Fine-Tuned Language Models Generate Stable Inorganic Materials as Text
This work addresses the challenge of efficient and flexible materials discovery for researchers in materials science, though it is incremental as it adapts existing language models to a new domain.
The researchers tackled the problem of generating stable inorganic materials by fine-tuning large language models on text-encoded atomistic data, achieving about 90% of sampled structures obeying physical constraints and generating metastable materials at twice the rate of a competing diffusion model (49% vs 28%).

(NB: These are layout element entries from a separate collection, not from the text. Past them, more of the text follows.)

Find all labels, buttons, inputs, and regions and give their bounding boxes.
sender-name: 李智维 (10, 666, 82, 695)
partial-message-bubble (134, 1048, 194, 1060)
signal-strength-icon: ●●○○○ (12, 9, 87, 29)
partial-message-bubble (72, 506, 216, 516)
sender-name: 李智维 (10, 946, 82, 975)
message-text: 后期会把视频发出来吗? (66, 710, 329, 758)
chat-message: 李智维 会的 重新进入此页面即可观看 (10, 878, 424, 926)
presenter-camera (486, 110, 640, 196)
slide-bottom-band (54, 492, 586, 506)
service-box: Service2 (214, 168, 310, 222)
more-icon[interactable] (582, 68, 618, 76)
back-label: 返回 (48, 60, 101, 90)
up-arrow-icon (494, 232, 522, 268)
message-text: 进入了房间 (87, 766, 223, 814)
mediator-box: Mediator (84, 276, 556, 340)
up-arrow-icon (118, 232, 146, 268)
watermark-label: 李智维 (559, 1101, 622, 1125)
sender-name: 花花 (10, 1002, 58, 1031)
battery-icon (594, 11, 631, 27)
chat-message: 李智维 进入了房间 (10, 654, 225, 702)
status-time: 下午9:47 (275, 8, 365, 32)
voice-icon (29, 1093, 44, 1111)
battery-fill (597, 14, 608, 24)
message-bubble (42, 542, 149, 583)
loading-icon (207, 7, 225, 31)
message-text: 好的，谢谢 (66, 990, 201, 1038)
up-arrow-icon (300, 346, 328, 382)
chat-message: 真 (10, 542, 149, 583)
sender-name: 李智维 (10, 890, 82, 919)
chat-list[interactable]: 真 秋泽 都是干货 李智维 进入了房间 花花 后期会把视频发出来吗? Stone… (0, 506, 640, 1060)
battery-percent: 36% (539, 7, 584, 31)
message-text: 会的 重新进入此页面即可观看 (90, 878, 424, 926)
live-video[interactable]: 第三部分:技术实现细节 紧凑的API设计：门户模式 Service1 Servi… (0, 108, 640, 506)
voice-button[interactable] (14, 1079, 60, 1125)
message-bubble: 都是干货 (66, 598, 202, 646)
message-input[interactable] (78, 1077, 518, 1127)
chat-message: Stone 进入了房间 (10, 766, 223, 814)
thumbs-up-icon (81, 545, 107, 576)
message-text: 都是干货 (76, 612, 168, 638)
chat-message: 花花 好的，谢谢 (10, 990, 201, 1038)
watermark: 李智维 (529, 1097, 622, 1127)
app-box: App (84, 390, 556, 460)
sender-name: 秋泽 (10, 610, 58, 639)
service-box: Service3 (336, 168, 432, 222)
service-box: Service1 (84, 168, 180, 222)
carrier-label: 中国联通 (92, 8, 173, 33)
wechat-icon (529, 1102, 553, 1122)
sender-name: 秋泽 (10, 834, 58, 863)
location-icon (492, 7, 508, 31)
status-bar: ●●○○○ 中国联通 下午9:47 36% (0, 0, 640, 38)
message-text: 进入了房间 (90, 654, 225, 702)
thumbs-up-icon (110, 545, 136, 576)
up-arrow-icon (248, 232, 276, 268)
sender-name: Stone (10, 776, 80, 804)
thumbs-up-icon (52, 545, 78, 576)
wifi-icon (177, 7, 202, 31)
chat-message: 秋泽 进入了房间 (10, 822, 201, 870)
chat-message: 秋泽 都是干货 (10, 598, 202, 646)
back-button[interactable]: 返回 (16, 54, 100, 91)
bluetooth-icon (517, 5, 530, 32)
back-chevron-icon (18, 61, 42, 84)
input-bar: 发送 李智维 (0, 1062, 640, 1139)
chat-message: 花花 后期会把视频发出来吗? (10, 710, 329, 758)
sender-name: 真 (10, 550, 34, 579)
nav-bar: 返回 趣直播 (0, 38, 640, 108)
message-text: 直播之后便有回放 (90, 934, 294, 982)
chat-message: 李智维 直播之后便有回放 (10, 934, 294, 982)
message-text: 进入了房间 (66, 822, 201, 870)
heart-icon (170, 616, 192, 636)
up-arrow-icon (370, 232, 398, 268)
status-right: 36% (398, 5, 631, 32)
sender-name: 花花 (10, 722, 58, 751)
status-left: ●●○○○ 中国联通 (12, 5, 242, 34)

We propose fine-tuning large language models for generation of stable materials. While unorthodox, fine-tuning large language models on text-encoded atomistic data is simple to implement yet reliable, with around 90% of sampled structures obeying physical constraints on atom positions and charges. Using energy above hull calculations from both learned ML potentials and gold-standard DFT calculations, we show that our strongest model (fine-tuned LLaMA-2 70B) can generate materials predicted to be metastable at about twice the rate (49% vs 28%) of CDVAE, a competing diffusion model. Because of text prompting's inherent flexibility, our models can simultaneously be used for unconditional generation of stable material, infilling of partial structures and text-conditional generation. Finally, we show that language models' ability to capture key symmetries of crystal structures improves with model scale, suggesting that the biases of pretrained LLMs are surprisingly well-suited for atomistic data.